How Cell Phone-Free School Days Shape Students

The Away for the Day movement is changing the way people see cell phones in educational settings. Inspired by the award-winning documentary “Screenagers: Growing Up in the Digital Age,” the movement advocates for cell phone-free school days. Its mission is to enhance students’ academic performance, social interactions, and overall well-being by providing a focused and distraction-free learning environment. 

The trend caught the attention of schools across the country, including St. Mary’s High School in Colorado Springs. The school administration recently implemented a “no cell phone use” policy of their own, and they are confident that this policy will shape their students into healthy, hard-working individuals — both inside and outside of the classroom.

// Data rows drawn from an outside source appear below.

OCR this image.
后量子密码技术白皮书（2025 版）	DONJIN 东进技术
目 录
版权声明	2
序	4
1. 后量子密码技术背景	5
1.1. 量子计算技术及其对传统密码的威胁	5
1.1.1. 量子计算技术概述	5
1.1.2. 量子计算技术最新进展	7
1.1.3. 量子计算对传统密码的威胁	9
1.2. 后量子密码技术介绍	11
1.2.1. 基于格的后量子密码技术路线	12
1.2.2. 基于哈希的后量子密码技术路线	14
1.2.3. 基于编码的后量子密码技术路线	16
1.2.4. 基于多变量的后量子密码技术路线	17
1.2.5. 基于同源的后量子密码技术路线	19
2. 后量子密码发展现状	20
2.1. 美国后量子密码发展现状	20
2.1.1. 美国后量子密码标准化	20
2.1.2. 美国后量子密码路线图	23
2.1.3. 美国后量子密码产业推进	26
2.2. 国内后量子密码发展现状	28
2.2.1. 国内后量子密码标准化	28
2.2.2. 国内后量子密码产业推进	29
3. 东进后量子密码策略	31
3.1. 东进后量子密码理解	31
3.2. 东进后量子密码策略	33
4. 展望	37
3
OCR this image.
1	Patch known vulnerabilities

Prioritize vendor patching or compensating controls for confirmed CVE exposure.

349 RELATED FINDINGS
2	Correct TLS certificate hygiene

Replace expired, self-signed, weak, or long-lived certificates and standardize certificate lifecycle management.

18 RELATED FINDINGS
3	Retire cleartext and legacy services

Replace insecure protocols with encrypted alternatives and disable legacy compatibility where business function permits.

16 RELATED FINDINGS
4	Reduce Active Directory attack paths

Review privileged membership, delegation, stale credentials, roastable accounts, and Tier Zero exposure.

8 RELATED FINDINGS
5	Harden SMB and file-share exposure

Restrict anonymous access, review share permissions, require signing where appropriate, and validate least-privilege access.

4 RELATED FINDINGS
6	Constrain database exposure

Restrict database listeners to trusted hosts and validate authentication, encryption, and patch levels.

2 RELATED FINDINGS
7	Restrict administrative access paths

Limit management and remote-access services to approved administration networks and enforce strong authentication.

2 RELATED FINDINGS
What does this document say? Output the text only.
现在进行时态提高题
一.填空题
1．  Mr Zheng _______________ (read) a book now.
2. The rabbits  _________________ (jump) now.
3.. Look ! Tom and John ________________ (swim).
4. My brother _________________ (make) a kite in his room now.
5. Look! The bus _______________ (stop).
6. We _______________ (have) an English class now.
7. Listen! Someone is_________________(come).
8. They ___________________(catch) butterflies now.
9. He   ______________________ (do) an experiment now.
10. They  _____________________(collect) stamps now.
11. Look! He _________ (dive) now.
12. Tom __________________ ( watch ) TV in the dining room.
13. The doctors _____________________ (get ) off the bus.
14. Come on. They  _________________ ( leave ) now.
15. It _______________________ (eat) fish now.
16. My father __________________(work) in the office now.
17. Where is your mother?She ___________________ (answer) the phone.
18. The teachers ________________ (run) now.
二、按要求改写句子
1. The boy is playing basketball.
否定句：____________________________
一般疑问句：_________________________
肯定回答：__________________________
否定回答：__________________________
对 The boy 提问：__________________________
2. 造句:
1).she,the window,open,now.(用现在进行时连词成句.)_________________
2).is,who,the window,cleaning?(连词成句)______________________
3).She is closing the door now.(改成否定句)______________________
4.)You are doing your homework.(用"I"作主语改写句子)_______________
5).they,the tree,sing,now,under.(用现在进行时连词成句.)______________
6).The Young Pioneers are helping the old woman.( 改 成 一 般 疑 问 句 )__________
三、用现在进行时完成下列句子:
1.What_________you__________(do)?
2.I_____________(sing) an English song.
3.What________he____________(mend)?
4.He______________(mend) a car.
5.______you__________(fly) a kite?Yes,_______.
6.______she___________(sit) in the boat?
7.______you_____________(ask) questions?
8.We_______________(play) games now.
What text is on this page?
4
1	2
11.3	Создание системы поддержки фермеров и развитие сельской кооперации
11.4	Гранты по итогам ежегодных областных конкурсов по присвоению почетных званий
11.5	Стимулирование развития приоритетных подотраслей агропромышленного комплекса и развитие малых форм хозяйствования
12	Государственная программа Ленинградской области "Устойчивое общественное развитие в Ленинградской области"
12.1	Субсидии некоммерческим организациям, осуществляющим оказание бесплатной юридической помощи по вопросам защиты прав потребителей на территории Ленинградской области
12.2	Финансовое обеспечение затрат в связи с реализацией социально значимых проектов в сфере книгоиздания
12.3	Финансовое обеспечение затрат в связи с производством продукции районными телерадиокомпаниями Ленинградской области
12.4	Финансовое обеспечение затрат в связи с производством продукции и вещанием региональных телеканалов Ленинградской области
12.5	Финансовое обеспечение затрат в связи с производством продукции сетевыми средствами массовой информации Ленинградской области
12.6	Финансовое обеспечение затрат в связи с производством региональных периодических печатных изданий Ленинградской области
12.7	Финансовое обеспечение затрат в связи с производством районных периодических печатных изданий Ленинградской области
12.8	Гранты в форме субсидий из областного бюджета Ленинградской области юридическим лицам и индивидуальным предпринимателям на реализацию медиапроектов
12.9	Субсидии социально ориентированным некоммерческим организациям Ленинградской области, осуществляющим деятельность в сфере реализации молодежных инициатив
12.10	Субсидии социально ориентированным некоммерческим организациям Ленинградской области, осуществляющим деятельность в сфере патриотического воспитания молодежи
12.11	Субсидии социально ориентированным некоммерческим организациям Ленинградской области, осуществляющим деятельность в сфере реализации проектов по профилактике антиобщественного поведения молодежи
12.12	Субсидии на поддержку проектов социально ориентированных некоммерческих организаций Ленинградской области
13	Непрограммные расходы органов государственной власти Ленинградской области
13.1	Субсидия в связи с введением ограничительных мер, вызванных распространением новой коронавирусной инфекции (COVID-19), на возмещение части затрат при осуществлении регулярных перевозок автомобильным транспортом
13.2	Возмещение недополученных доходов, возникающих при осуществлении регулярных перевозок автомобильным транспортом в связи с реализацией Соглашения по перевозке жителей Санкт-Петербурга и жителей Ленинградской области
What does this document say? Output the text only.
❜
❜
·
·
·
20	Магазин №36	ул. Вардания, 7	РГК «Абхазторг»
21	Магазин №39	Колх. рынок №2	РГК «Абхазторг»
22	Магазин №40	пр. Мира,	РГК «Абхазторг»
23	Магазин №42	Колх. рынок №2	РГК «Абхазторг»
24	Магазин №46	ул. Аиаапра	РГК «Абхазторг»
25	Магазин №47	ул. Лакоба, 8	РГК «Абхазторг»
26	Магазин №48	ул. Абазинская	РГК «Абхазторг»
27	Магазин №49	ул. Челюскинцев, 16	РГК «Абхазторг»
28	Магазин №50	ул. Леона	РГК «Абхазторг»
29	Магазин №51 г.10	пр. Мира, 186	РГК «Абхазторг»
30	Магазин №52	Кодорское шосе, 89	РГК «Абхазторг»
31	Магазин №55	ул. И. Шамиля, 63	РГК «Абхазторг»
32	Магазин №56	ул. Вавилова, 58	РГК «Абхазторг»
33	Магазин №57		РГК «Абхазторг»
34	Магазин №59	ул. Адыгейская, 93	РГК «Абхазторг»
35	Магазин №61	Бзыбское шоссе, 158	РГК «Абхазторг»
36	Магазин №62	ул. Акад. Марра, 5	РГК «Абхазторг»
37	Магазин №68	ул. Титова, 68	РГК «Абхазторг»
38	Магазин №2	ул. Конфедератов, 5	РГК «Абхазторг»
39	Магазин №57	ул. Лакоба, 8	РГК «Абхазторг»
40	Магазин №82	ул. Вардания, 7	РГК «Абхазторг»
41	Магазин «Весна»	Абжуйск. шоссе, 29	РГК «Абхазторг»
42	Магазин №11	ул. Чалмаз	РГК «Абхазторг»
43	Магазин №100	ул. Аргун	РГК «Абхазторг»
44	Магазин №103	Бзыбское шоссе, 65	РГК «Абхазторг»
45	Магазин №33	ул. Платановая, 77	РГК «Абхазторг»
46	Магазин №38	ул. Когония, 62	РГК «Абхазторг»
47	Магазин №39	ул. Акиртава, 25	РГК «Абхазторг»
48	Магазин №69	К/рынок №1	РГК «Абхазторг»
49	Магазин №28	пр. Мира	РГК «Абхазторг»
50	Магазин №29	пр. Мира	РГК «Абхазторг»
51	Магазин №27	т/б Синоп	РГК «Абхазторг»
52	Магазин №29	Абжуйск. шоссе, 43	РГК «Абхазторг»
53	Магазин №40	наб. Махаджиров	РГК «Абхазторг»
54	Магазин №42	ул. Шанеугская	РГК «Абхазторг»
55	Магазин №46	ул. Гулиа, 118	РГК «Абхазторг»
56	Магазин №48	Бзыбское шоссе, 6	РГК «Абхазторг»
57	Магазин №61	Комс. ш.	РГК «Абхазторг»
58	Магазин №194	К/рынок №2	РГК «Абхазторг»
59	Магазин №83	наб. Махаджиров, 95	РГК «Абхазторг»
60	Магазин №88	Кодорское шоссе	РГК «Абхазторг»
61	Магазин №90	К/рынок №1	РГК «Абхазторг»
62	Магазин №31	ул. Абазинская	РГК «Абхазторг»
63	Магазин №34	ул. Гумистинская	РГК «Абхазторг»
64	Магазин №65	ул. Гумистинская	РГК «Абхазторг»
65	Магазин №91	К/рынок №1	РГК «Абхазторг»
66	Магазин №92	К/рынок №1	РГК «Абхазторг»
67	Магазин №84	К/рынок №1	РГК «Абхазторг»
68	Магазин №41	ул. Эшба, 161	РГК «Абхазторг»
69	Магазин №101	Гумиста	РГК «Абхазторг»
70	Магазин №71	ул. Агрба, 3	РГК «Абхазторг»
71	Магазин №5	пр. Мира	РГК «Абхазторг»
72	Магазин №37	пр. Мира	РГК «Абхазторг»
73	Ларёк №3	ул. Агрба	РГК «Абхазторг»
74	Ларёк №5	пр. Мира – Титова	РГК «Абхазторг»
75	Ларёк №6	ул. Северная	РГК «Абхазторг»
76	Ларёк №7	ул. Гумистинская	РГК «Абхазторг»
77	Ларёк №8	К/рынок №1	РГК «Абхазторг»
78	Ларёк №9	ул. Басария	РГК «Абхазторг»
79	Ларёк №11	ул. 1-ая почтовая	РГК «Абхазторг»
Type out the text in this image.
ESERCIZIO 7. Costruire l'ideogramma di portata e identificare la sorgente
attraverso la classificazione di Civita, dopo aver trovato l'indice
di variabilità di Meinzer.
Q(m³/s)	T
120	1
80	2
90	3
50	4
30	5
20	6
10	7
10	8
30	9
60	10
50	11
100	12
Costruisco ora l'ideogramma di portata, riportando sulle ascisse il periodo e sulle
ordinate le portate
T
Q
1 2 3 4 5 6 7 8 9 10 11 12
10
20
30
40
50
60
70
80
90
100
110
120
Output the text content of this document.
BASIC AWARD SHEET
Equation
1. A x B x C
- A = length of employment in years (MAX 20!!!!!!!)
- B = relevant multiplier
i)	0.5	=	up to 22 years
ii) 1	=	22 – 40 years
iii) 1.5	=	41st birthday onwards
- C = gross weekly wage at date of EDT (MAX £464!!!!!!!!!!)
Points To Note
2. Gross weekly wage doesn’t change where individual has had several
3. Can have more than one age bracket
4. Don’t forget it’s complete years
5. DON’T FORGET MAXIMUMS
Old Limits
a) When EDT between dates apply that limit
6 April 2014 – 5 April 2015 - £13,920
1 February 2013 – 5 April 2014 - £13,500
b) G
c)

“We didn’t make this decision lightly,” says Robyn Cross, principal of St. Mary’s. “But the research is clear – overuse of cell phones leads to poor school outcomes, depression, and loneliness.”

According to recent studies, schools that implemented “no cell phone use” policies have seen a 6.4% increase in student test scores. The same is true in college classroom settings, with cell phone-free students showing more social engagement, better note taking habits, and higher GPAs. 

Katie Ghent, a teacher at St. Mary’s, goes on to explain how cell phone-free school days can set students up for success, in school and in their future careers. “I was thinking a lot about what makes a good employee,” Ghent says. “You want someone who is dependable; someone who has a certain set of skills that allows them to effectively communicate and build relationships with their coworkers and superiors. I think where cell phones get in the way of that is instant gratification.” 

Ghent goes on: “If we take the cell phones away, then we can create imaginative, innovative critical thinkers who work together.” 

Principal Cross chimes in, “It’s the ‘social skills’ part of it that we’re trying to build back. Workplaces are changing, but human contact is still important.”